Still, I thought it was interesting that Yahoo highlighted some of the hairy parts of its privacy policy in separate boxes high up on the page. Starting from the top, Yahoo states clearly in separate boxes with bold headings that there are ways in which your data is collected and analyzed that are not addressed in this Ad Interest Manager. The box for the Network Advertising Initiative is a little weak; it doesn’t really explain what it means that Yahoo is connected to the NAI. But the box on “other inputs,” shows prominently that even as you manage your settings on this page, there may be other sources of data Yahoo is using to find out more about you.
Yahoo also reveals that the information they're tracking from you is collected from a wide range of sources, including both Yahoo account information like Mail and non-account websites like its Front Page. Unlike Google, Yahoo doesn't ask you to click around to find out that some of "everything" is elsewhere.
Turning "interests" on and off
Google and Yahoo are very similar here. Google's Ad Preferences Manager indicates which interests have been associated with you with a clear link to how they can be removed, with a button for opting out from tracking altogether.
Yahoo's Ad Interest Manager has a different design, but the button for opting out altogether is similarly visible.
We're using cookies!
Compared to the other issues, this is the most obvious difference between Google and Yahoo.Google has this on its Ads Preferences Manager:
So you can see that some string of numbers and letters has somehow been attached to your computer, but you're not told what this means in terms of what Google knows about you.In contrast, Yahoo shows this at the bottom of the Ad Interest Manager:
Yahoo knows I'm a woman! Between 26 and 35! The location is actually wrong, as I am in Brooklyn, NY, but I did live in San Francisco 5 years ago when I first signed up for a Yahoo account. Still, Yahoo is very explicitly showing, and not just telling, that it knows geographical information, age, gender, and the make and operating system of your computer. I’m impressed—they must know this is going to scare some people.
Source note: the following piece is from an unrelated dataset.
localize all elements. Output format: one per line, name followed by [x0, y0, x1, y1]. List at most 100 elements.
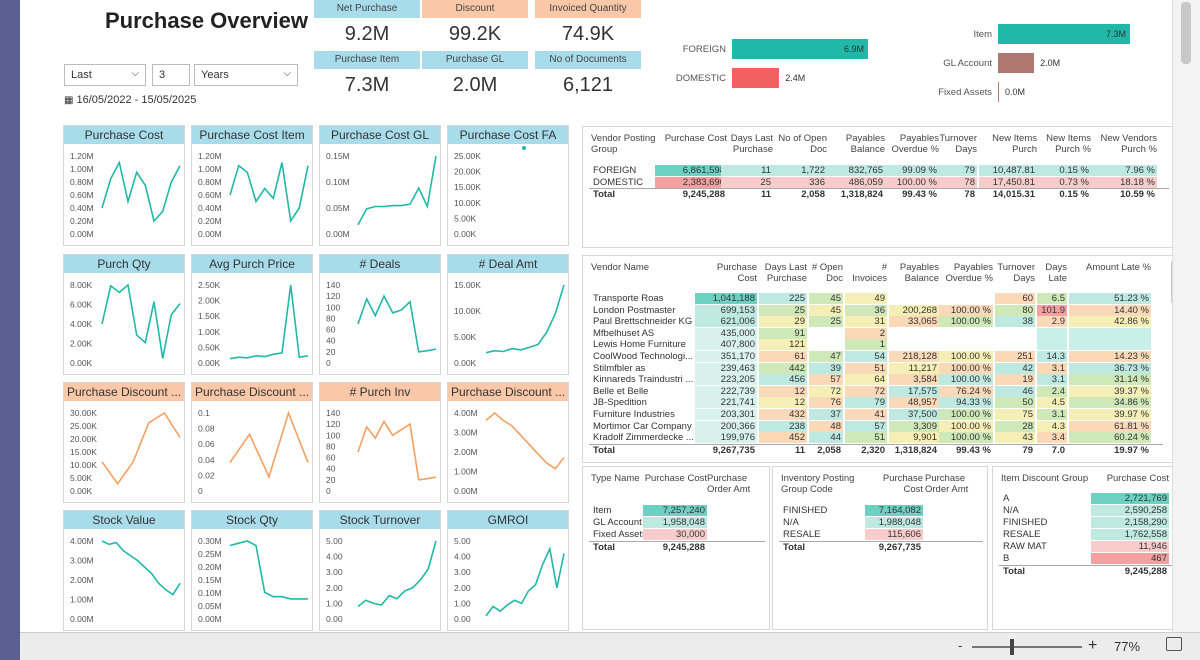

Does any of this even matter?
I prefer the Yahoo design in many ways -- the boxes and verticality of the manager to me are easier to read and understand than the horizontal spareness of the Google design. But in the end, the design differences between Google and Yahoo's new privacy tools may not even matter. I don’t know how many people will actually see either Manager. You still have to be curious enough about privacy to click on “Privacy Policy,” which takes you to Yahoo! Privacy, at which point, in the top right-hand corner, you see a link to “Opt-out” of interest-based advertising. The same is true with Google. And neither company has actually changed much about their data collection practices. They're just being more open about them.
But I am impressed and heartened that both companies have started to reveal more about what they’re tracking and in ways that are more visually understandable than a long, boring, legalistic privacy policy. I hope Yahoo is feeling competitive with Google on privacy issues and vice-versa. I’d love to see a race to the top.